Di fronte alla "tragedia umanitaria", il Consiglio di Sicurezza ha chiesto alle autorità siriane "misure tempestive", pretendendo che sia consentito l'accesso ai convogli Onu anche attraverso le frontiere dei Paesi confinanti. "Se dovesse essere approvato questo provvedimento, saremmo in grado di raggiungere 2 milioni di persone in più - spiega Valérie Amos, a capo delle operazioni umanitarie - persone che sono situate in aree del Paese isolate da mesi".
Immediato il disappunto di Mosca - principale alleata di Assad - che, intimorita dalla possibilità che ciò possa avvantaggiare i ribelli, ha criticato la richiesta delle Nazioni Unite senza però bloccarla. Il presidente russo, Vladimir Putin, ha ribadito comunque la propria soddisfazione per l'accordo raggiunto con Washington sullo smantellamento dell'arsenale chimico di Damasco, e ha dichiarato che "un lavoro coordinato scongiurerà l'uso della forza e l'aumento delle violenze, in un Paese che soffre ormai da molto tempo".

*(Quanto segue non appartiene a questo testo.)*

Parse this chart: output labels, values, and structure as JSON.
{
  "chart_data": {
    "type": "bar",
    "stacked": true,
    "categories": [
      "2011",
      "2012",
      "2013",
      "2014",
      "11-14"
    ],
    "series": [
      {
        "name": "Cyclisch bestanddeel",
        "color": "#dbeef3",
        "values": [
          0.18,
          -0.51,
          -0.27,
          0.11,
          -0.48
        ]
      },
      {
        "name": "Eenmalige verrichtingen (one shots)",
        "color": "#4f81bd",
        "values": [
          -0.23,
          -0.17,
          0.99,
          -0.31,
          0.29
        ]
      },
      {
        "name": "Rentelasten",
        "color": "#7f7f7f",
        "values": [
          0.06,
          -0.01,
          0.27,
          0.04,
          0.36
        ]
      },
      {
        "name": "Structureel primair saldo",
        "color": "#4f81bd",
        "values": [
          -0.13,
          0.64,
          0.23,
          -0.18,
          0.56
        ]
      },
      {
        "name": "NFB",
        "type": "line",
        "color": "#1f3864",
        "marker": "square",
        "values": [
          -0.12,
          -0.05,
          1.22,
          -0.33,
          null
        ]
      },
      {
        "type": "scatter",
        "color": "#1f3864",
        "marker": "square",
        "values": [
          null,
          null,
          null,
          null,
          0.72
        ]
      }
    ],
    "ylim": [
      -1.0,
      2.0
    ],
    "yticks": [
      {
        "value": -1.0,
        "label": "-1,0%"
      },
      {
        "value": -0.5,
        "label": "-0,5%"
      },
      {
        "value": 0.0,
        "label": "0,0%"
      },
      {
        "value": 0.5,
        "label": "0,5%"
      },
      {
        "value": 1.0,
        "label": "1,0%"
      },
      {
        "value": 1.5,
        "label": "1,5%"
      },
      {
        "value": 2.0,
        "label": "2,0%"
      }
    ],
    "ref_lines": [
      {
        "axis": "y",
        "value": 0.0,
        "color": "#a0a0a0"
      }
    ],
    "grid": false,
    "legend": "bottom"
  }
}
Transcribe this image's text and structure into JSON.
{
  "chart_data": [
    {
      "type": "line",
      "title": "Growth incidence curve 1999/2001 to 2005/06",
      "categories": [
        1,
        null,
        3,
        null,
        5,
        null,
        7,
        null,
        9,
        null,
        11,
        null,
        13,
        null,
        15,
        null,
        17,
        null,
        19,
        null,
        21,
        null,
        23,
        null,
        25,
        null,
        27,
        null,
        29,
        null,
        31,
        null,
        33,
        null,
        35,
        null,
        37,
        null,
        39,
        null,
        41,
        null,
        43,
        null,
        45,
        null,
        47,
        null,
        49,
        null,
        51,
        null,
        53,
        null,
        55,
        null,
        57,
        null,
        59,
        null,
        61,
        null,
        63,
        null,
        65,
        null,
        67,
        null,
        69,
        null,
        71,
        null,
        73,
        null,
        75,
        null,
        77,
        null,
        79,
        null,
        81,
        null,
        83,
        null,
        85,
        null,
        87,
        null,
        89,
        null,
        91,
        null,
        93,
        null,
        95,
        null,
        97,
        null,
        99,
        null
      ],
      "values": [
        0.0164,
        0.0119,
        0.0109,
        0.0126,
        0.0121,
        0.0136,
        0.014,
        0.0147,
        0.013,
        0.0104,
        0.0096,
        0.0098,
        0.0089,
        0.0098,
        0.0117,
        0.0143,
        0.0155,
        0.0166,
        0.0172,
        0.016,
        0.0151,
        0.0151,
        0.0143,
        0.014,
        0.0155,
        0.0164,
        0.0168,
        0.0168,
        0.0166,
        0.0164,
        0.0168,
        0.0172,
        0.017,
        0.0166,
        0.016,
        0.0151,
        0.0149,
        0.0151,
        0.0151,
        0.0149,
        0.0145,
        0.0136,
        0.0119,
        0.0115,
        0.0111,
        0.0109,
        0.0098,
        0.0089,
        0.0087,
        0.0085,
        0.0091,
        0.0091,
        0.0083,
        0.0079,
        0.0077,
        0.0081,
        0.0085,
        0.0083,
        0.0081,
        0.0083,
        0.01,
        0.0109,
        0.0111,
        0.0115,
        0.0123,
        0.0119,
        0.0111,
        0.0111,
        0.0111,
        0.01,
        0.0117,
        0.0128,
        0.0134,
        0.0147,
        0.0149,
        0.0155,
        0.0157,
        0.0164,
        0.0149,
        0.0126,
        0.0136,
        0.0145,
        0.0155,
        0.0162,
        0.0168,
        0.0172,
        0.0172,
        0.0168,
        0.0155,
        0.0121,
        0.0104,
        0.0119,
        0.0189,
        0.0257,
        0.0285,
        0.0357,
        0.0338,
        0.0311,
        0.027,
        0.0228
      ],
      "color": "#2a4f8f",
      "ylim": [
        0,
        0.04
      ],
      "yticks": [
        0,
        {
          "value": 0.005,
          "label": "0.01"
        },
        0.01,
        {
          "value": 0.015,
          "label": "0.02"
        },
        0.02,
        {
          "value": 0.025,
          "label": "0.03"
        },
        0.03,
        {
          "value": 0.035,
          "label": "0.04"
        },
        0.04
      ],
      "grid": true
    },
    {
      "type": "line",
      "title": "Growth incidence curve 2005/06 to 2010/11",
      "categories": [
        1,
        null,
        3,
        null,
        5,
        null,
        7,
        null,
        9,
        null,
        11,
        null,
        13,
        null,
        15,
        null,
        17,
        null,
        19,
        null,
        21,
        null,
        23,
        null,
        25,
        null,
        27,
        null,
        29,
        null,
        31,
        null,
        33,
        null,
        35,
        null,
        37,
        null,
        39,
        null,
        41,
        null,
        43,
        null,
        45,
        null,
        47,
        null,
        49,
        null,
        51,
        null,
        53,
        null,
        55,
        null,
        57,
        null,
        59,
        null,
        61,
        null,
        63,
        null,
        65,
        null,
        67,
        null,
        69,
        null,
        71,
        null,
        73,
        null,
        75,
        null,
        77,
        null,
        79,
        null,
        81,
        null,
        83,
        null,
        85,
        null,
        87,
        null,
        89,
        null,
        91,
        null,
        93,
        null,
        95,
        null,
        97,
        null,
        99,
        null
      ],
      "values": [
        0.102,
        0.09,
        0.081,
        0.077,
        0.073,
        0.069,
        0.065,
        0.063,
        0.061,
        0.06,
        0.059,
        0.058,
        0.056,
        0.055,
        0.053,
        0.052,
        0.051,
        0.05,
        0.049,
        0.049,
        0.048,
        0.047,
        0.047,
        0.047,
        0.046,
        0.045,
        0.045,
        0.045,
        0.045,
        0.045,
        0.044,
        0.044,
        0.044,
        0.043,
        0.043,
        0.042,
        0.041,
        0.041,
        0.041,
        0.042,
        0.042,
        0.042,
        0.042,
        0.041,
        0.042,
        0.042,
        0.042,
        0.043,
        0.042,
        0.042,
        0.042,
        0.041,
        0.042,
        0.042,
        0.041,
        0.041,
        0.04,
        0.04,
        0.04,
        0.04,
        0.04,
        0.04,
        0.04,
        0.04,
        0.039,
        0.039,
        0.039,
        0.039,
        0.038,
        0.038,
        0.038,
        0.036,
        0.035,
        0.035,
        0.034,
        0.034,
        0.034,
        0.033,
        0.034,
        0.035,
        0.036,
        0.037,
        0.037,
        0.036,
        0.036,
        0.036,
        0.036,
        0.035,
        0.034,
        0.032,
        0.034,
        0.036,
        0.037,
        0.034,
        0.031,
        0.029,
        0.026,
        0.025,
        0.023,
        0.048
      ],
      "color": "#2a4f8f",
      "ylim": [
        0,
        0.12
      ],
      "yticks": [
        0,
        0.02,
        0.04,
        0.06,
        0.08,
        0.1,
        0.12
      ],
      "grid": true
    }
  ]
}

Intanto nel nord della Siria e ad Aleppo - dove le scuole hanno riaperto dopo oltre un anno di chiusura - si acuisce lo scontro tra Free Syrian Army (Fsa)e miliziani jihadisti, a vantaggio dei secondi. Ad Aazaz, fonti locali riferiscono che "i combattenti dello Stato islamico dell'Iraq e del Levante hanno preso possesso di alcuni punti strategici, tagliando il collegamento diretto con la frontiera turca". Ciò crea problemi per i profughi, che fuggono verso il nordo, e per i soldati del Fsa, addestrati in Turchia.